Another form of modification can be environmental. Having the student’s desk in an area that has the least amount of distractions can make a great difference in the child’s performance. In most cases, ASD students do better when they are facing the front of the classroom (Blair, Umbreit, Dunlap, & Jung, 2007). Some teachers even create a “quiet corner”-a place that ASD students can go to zone out when they become overwhelmed. One study found that sensory blocking materials help to increase students’ engagement by isolating or blocking a particular sense. For example, earplugs may be used to help students focused when general education students are working in small groups. Students who are ASD often have difficulty with noise. So, by allowing them a quiet corner or sensory blocking materials, the teacher is ensuring that the child does not become overwhelmed and remains productive (Blair, Umbreit, Dunlap, & Jung, 2007).

Finally, teaching social skills is very important with ASD students. When teachers and support staff use diagnostic data effectively, they are able to tailor support specifically to the needs of each child. Nevertheless, studies have also shown that general education students benefit from the experiences they have with ASD students. Their interactions with ASD students help them to develop compassion and tolerance for those that are different from them (Harper, Symon, & Frea, 2008). The general education students will also experience a boost in confidence because they are able to help someone in need.

Eliminating Bias

The reality is that many people have biases that they are not even aware of, so how can bias be eliminated? Eliminating bias may be all but impossible, but many things can be done to level the playing field for students who are being tested for disabilities.

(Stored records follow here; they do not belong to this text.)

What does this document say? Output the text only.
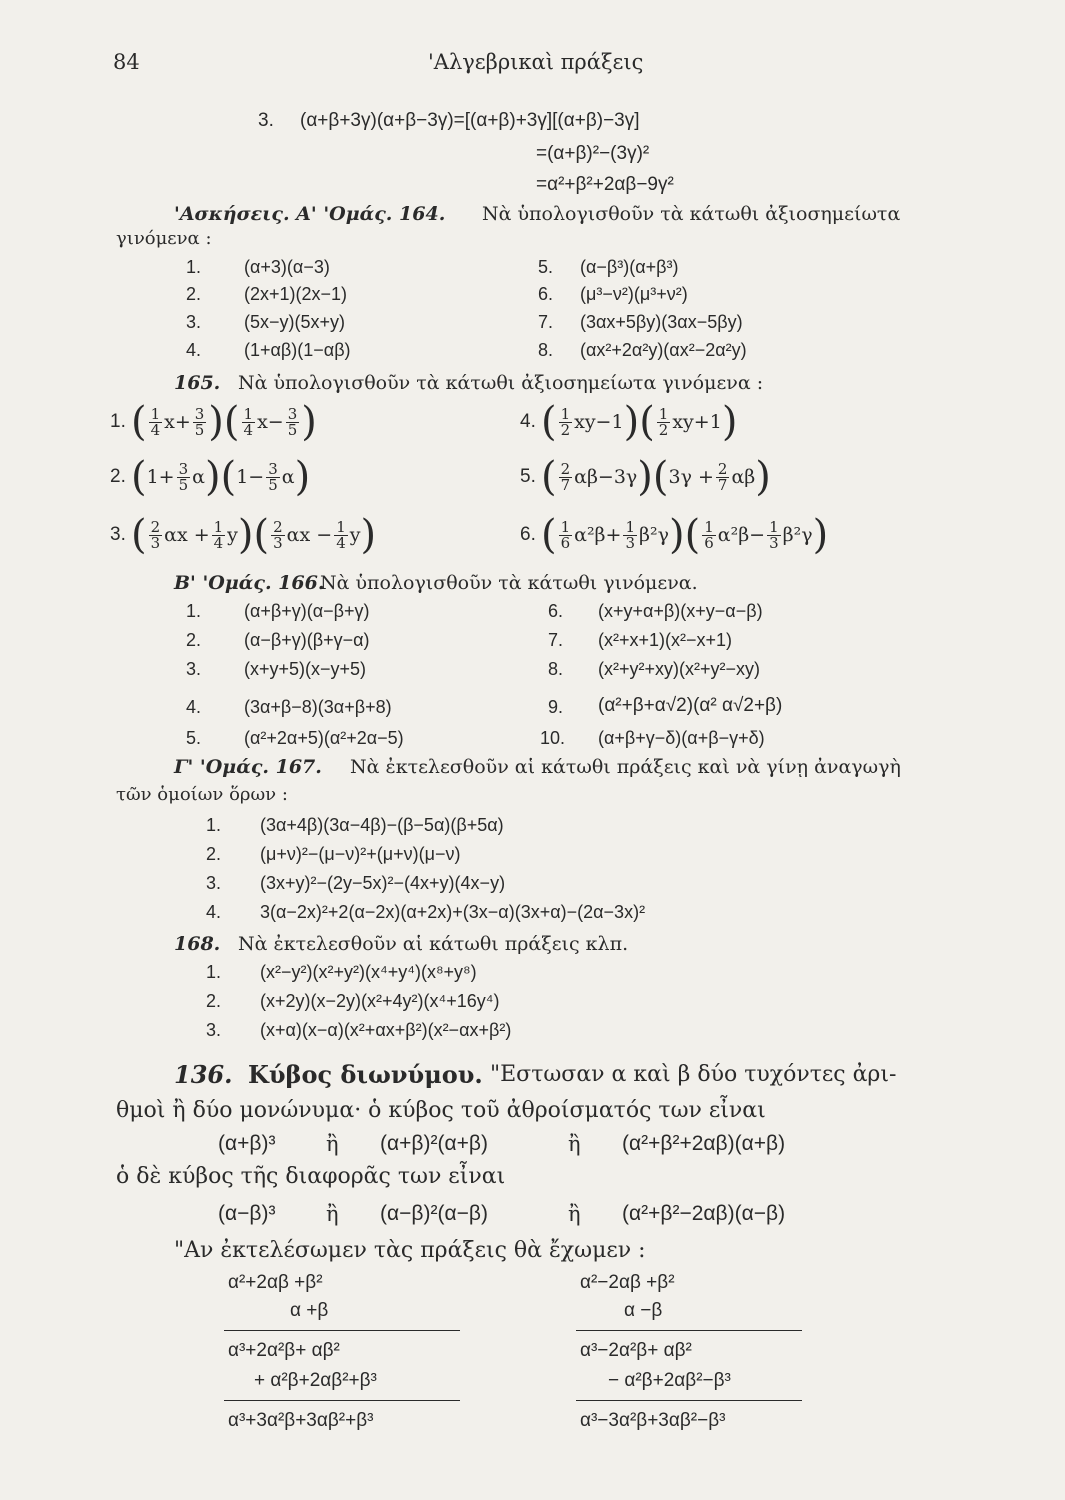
84	'Αλγεβρικαὶ πράξεις
3. (α+β+3γ)(α+β−3γ)=[(α+β)+3γ][(α+β)−3γ]
=(α+β)²−(3γ)²
=α²+β²+2αβ−9γ²
'Ασκήσεις. Α' 'Ομάς. 164. Νὰ ὑπολογισθοῦν τὰ κάτωθι ἀξιοσημείωτα
γινόμενα :
1. (α+3)(α−3)
2. (2x+1)(2x−1)
3. (5x−y)(5x+y)
4. (1+αβ)(1−αβ)
5. (α−β³)(α+β³)
6. (μ³−ν²)(μ³+ν²)
7. (3αx+5βy)(3αx−5βy)
8. (αx²+2α²y)(αx²−2α²y)
165. Νὰ ὑπολογισθοῦν τὰ κάτωθι ἀξιοσημείωτα γινόμενα :
1. ( $\frac{1}{4} x+ \frac{3}{5}$ )( $\frac{1}{4} x- \frac{3}{5}$ )	4. ( $\frac{1}{2} xy-1)( \frac{1}{2} xy+1)$
2. $(1+ \frac{3}{5} \alpha)(1- \frac{3}{5} \alpha)$	5. ( $\frac{2}{7} \alpha\beta-3\gamma)(3\gamma + \frac{2}{7} \alpha\beta)$
3. ( $\frac{2}{3}$ $\alpha x + \frac{1}{4} y)( \frac{2}{3}$ $\alpha x - \frac{1}{4} y$)	6. ( $\frac{1}{6} \alpha^2\beta+ \frac{1}{3} \beta^2\gamma)( \frac{1}{6} \alpha^2\beta- \frac{1}{3} \beta^2\gamma)$
Β' 'Ομάς. 166.
Νὰ ὑπολογισθοῦν τὰ κάτωθι γινόμενα.
1. (α+β+γ)(α−β+γ)
2. (α−β+γ)(β+γ−α)
3. (x+y+5)(x−y+5)
4. (3α+β−8)(3α+β+8)
5. (α²+2α+5)(α²+2α−5)
6. (x+y+α+β)(x+y−α−β)
7. (x²+x+1)(x²−x+1)
8. (x²+y²+xy)(x²+y²−xy)
9. (α²+β+α√2)(α² α√2+β)
10. (α+β+γ−δ)(α+β−γ+δ)
Γ' 'Ομάς. 167. Νὰ ἐκτελεσθοῦν αἱ κάτωθι πράξεις καὶ νὰ γίνῃ ἀναγωγὴ
τῶν ὁμοίων ὅρων :
1. (3α+4β)(3α−4β)−(β−5α)(β+5α)
2. (μ+ν)²−(μ−ν)²+(μ+ν)(μ−ν)
3. (3x+y)²−(2y−5x)²−(4x+y)(4x−y)
4. 3(α−2x)²+2(α−2x)(α+2x)+(3x−α)(3x+α)−(2α−3x)²
168. Νὰ ἐκτελεσθοῦν αἱ κάτωθι πράξεις κλπ.
1. (x²−y²)(x²+y²)(x⁴+y⁴)(x⁸+y⁸)
2. (x+2y)(x−2y)(x²+4y²)(x⁴+16y⁴)
3. (x+α)(x−α)(x²+αx+β²)(x²−αx+β²)
136. Κύβος διωνύμου. "Εστωσαν α καὶ β δύο τυχόντες ἀρι-
θμοὶ ἢ δύο μονώνυμα· ὁ κύβος τοῦ ἀθροίσματός των εἶναι
(α+β)³ ἢ (α+β)²(α+β)	ἢ (α²+β²+2αβ)(α+β)
ὁ δὲ κύβος τῆς διαφορᾶς των εἶναι
(α−β)³ ἢ (α−β)²(α−β)	ἢ (α²+β²−2αβ)(α−β)
"Αν ἐκτελέσωμεν τὰς πράξεις θὰ ἔχωμεν :
α²+2αβ +β²
α +β
α³+2α²β+ αβ²
+ α²β+2αβ²+β³
α³+3α²β+3αβ²+β³
α²−2αβ +β²
α −β
α³−2α²β+ αβ²
− α²β+2αβ²−β³
α³−3α²β+3αβ²−β³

One common issue that English-language learners’ have is that their language ability affects the learning ability. Teachers and staff have to be careful not to mistake language barriers for learning disabilities. Also, they must be mindful that social practices also affect communication skills. If a child comes from a home where they were not read to or talked to, they too will have communication delays.

Appropriate evaluation must be conducted by multidisciplinary teams to assess all areas of suspected disabilities. The team should use a variety of strategies and diagnostic tools to gather data about the child been evaluated. In other words, more than one diagnostic tool should be used before diagnosing disability.  All instruments used must be valid and reliable (Baron-Cohen, 2004). All administration should be free of racial/cultural discrimination. According to Baron-Cohen, some tests have wording and phrases that may be unfamiliar to various ethnicities. As a result, these groups may score poorly because they are unable to understand what they are being asked. Two great tools for testing minorities are the formal and informal diagnostics of the basic interpersonal communication skills (BICS) and the cognitive academic language proficiency (CALP). Both these tools are reliable in use with diverse students who are being tested for ASD. Most importantly, no single evaluation should be used to diagnose ASD. Although there are not many, some instruments have been modified to access cultural and social differences experienced by minorities.

References

Baron-Cohen, S. (2004). The cognitive neuroscience of autism. Journal of Neurology, Neurosurgery, & Psychiatry, 75, 945-950.

Blair, K. C., Umbreit, J., Dunlap, G., & Jung, G. (2007). Promoting inclusion and peer participation through assessment-based intervention. Topics in Early Childhood Special Education, 27, 134-147.

Harper, C. B., Symon, J. B. G., & Frea, W. D. (2008). Recess is time-in: Using peers to improve social skills of children with autism. Journal of Autism and Developmental Disorders, 38, 815-826.